Ravi Parikh’s interactive timeline maps the lives of US presidents and reveals the overlaps in their lifespans.

I have just come across this visual timeline by Ravi Parikh. It maps the lifespans of every US president and totals the number of living future, current and past presidents per year in a plot. It is a continuation of a visualisation he did the day before, which only included current and past presidents in any one year.

From his description it seems that the first visualisation was drawn up to answer one specific question: what is the maximum amount of (current and past) presidents alive at any point in history. In case you’re curious, it’s 6 (1861, 1993 and 2001-2003).

The second visualisation was encouraged by commentators and, I’d guess, without a specific question in mind. On the one hand it offers a more complete picture, because it includes the entire lives of presidents and not just the periods between their election and death. On the other hand, the lack of a question makes room for discovery.

Ravi notes some observations, such as which presidents have been alive during which wars. It would be interesting to see those wars and also other major events somehow highlighted in the timeline. The timeline also reveals which presidents coexisted and therefore knew of each other and might even had conversed.
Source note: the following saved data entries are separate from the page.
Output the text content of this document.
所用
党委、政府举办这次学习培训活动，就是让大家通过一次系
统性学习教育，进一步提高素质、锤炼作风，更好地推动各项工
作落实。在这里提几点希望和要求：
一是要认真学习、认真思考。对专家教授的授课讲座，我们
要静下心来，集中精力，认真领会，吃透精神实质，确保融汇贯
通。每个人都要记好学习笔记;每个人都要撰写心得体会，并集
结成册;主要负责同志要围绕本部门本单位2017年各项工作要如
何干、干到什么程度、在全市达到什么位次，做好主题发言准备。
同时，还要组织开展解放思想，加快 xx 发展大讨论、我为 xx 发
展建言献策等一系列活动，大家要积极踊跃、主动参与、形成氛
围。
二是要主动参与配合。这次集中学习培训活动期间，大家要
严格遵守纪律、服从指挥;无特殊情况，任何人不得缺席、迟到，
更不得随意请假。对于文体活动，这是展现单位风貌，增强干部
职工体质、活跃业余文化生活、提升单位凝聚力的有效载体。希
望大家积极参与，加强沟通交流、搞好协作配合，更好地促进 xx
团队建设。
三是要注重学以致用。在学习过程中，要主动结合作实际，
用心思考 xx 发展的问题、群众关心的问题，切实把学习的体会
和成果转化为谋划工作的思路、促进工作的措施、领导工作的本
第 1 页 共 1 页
For example, Theodore Roosevelt and Ronald Reagan were both alive at the same time. Although it is unlikely that 8 year old Ronald had a chance to chat with Roosevelt before he died in 1919.
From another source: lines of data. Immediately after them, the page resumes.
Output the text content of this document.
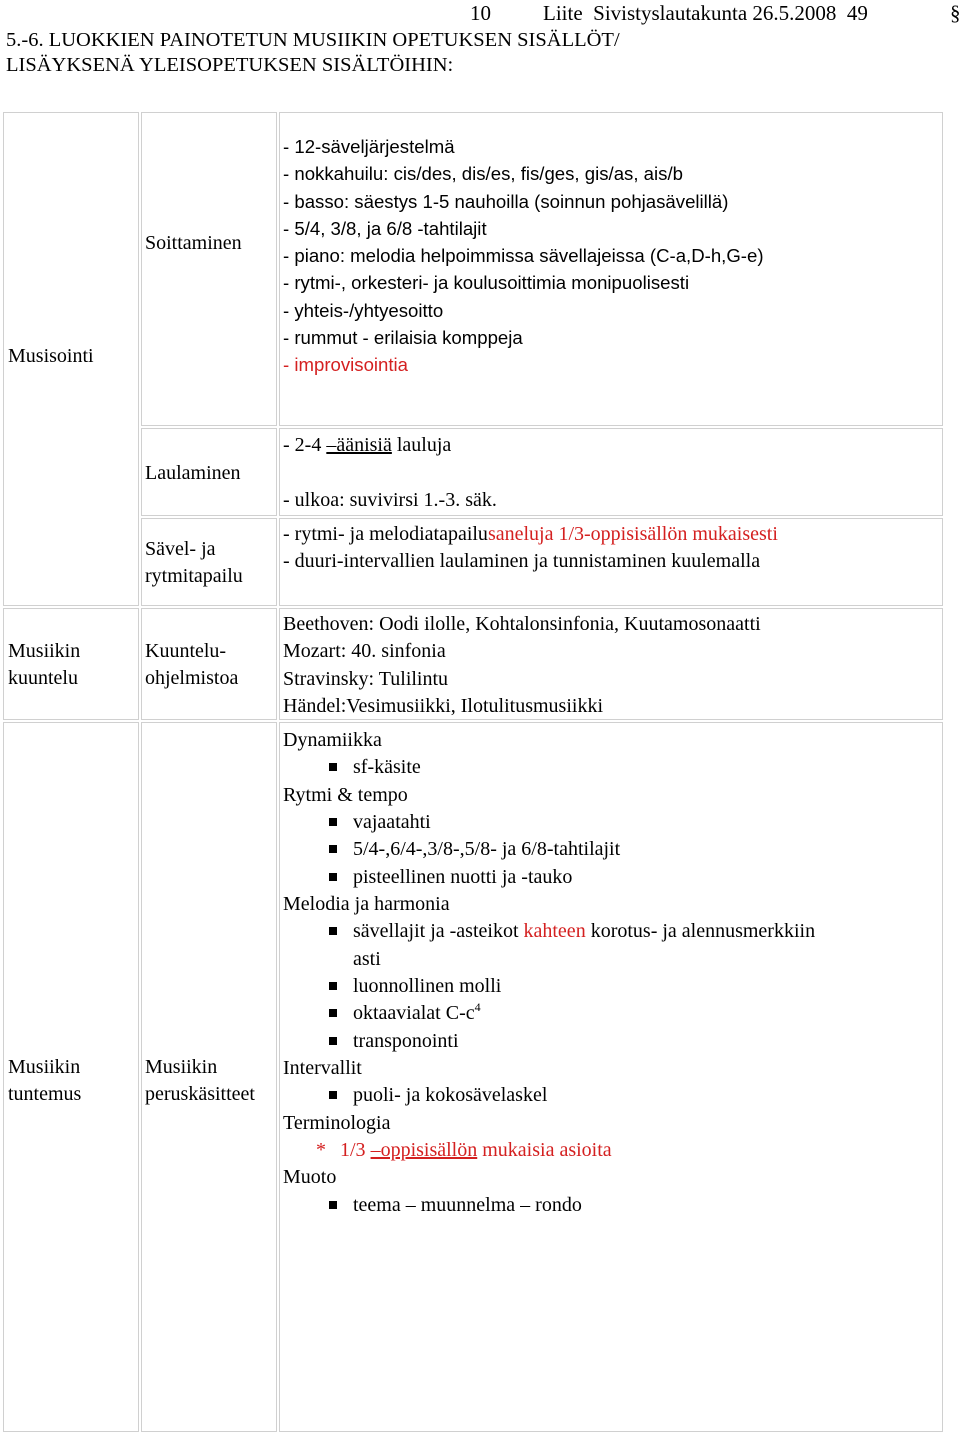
10 Liite  Sivistyslautakunta 26.5.2008  49	§
5.-6. LUOKKIEN PAINOTETUN MUSIIKIN OPETUKSEN SISÄLLÖT/
LISÄYKSENÄ YLEISOPETUKSEN SISÄLTÖIHIN:
Musisointi
Soittaminen
- 12-säveljärjestelmä
- nokkahuilu: cis/des, dis/es, fis/ges, gis/as, ais/b
- basso: säestys 1-5 nauhoilla (soinnun pohjasävelillä)
- 5/4, 3/8, ja 6/8 -tahtilajit
- piano: melodia helpoimmissa sävellajeissa (C-a,D-h,G-e)
- rytmi-, orkesteri- ja koulusoittimia monipuolisesti
- yhteis-/yhtyesoitto
- rummut - erilaisia komppeja
- improvisointia
Laulaminen
- 2-4 –äänisiä lauluja
- ulkoa: suvivirsi 1.-3. säk.
Sävel- ja
rytmitapailu
- rytmi- ja melodiatapailusaneluja 1/3-oppisisällön mukaisesti
- duuri-intervallien laulaminen ja tunnistaminen kuulemalla
Musiikin
kuuntelu
Kuuntelu-
ohjelmistoa
Beethoven: Oodi ilolle, Kohtalonsinfonia, Kuutamosonaatti
Mozart: 40. sinfonia
Stravinsky: Tulilintu
Händel:Vesimusiikki, Ilotulitusmusiikki
Musiikin
tuntemus
Musiikin
peruskäsitteet
Dynamiikka
sf-käsite
Rytmi & tempo
vajaatahti
5/4-,6/4-,3/8-,5/8- ja 6/8-tahtilajit
pisteellinen nuotti ja -tauko
Melodia ja harmonia
sävellajit ja -asteikot kahteen korotus- ja alennusmerkkiin
asti
luonnollinen molli
oktaavialat $C-c^4$
transponointi
Intervallit
puoli- ja kokosävelaskel
Terminologia
* 1/3 –oppisisällön mukaisia asioita
Muoto
teema – muunnelma – rondo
I would also be interested in the reason for the peak in numbers of presidents alive during the 1840s. Is it because presidential periods were shorter? Or is it just due to the fact that we can not know how many potential presidents are alive in current and more recent times because simply we don’t know who will become president in future decades?
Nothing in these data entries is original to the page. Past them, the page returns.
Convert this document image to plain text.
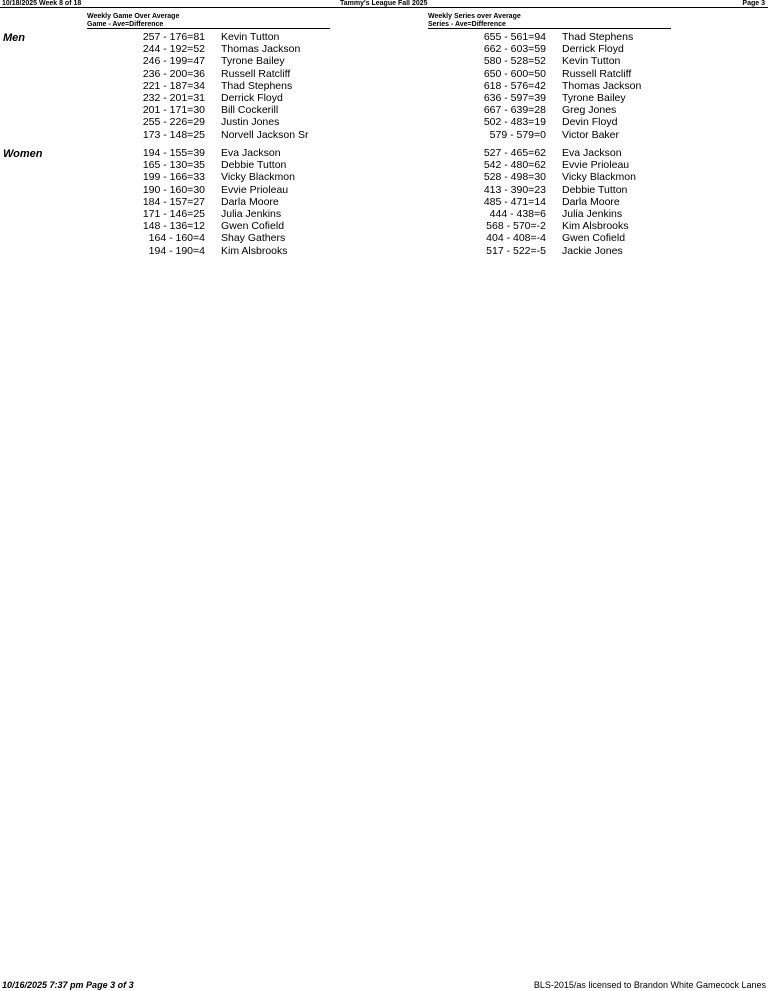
10/18/2025 Week 8 of 18	Tammy's League Fall 2025	Page 3
Weekly Game Over Average
Game - Ave=Difference
Weekly Series over Average
Series - Ave=Difference
Men
Women
257 - 176=81 Kevin Tutton
244 - 192=52 Thomas Jackson
246 - 199=47 Tyrone Bailey
236 - 200=36 Russell Ratcliff
221 - 187=34 Thad Stephens
232 - 201=31 Derrick Floyd
201 - 171=30 Bill Cockerill
255 - 226=29 Justin Jones
173 - 148=25 Norvell Jackson Sr
655 - 561=94 Thad Stephens
662 - 603=59 Derrick Floyd
580 - 528=52 Kevin Tutton
650 - 600=50 Russell Ratcliff
618 - 576=42 Thomas Jackson
636 - 597=39 Tyrone Bailey
667 - 639=28 Greg Jones
502 - 483=19 Devin Floyd
579 - 579=0 Victor Baker
194 - 155=39 Eva Jackson
165 - 130=35 Debbie Tutton
199 - 166=33 Vicky Blackmon
190 - 160=30 Evvie Prioleau
184 - 157=27 Darla Moore
171 - 146=25 Julia Jenkins
148 - 136=12 Gwen Cofield
164 - 160=4 Shay Gathers
194 - 190=4 Kim Alsbrooks
527 - 465=62 Eva Jackson
542 - 480=62 Evvie Prioleau
528 - 498=30 Vicky Blackmon
413 - 390=23 Debbie Tutton
485 - 471=14 Darla Moore
444 - 438=6 Julia Jenkins
568 - 570=-2 Kim Alsbrooks
404 - 408=-4 Gwen Cofield
517 - 522=-5 Jackie Jones
10/16/2025 7:37 pm Page 3 of 3	BLS-2015/as licensed to Brandon White Gamecock Lanes
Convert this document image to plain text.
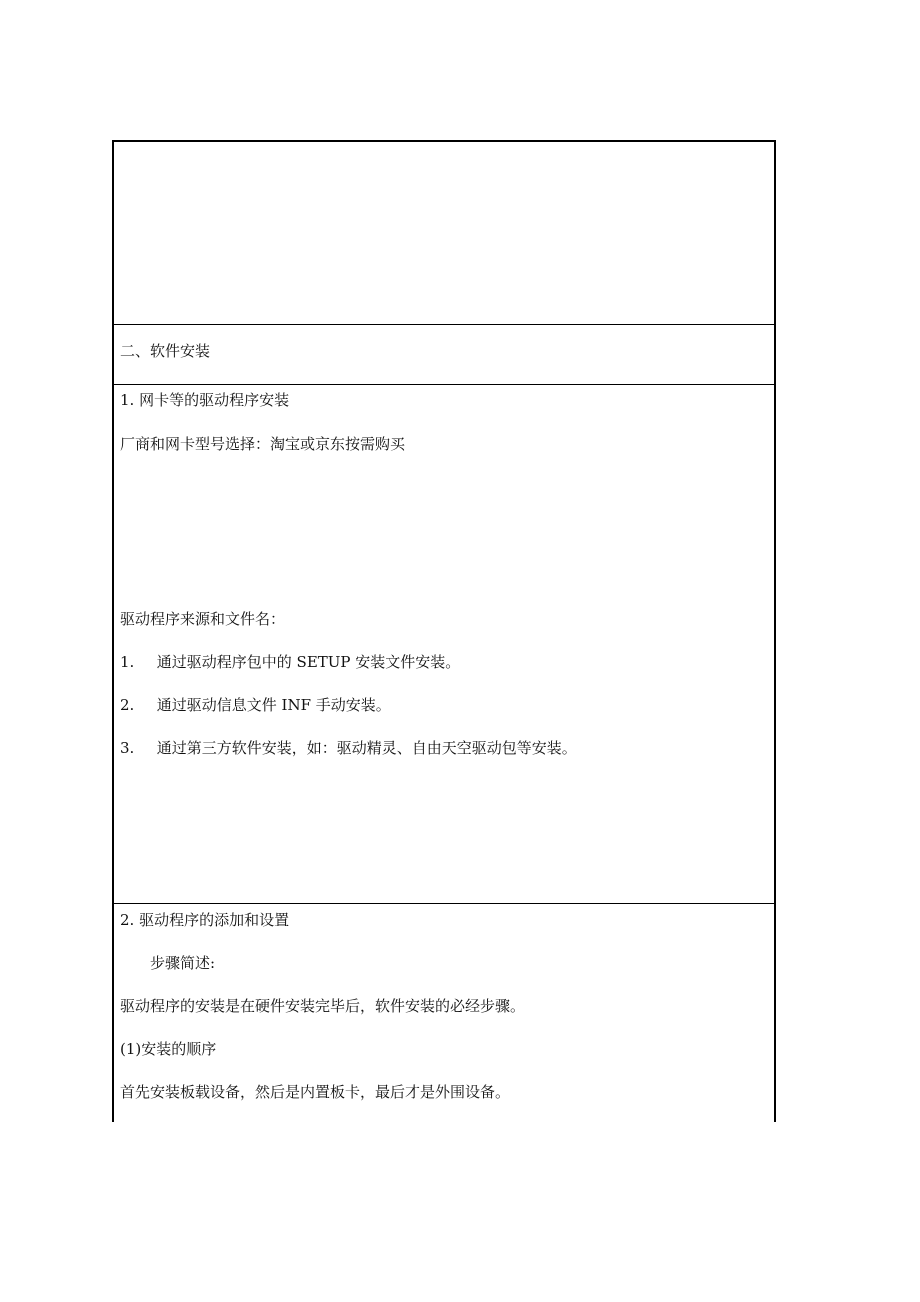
二、软件安装
1. 网卡等的驱动程序安装
厂商和网卡型号选择：淘宝或京东按需购买
驱动程序来源和文件名：
1. 通过驱动程序包中的 SETUP 安装文件安装。
2. 通过驱动信息文件 INF 手动安装。
3. 通过第三方软件安装，如：驱动精灵、自由天空驱动包等安装。
2. 驱动程序的添加和设置
步骤简述:
驱动程序的安装是在硬件安装完毕后，软件安装的必经步骤。
(1)安装的顺序
首先安装板载设备，然后是内置板卡，最后才是外围设备。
It would be useful if we could play with the lifespans of presidents more freely, for example to have the beginnings of all the presidential periods aligned or to keep some ‘landmark presidents’ always visible.

Currently, the passed away presidents scroll out of view when the cursor is moved in the overview plot. Incidentally it was this mode of navigation by linking a line plot to a timeline view that first attracted my attention. It’s not novel, but it works very well with both the visuals and the kind of data. I immediately started playing with it, scrolling back and forth and brushing through the data. It’s fun, as long as you’re not put off by the slightly morbid character of how the presidents all die the further you scroll.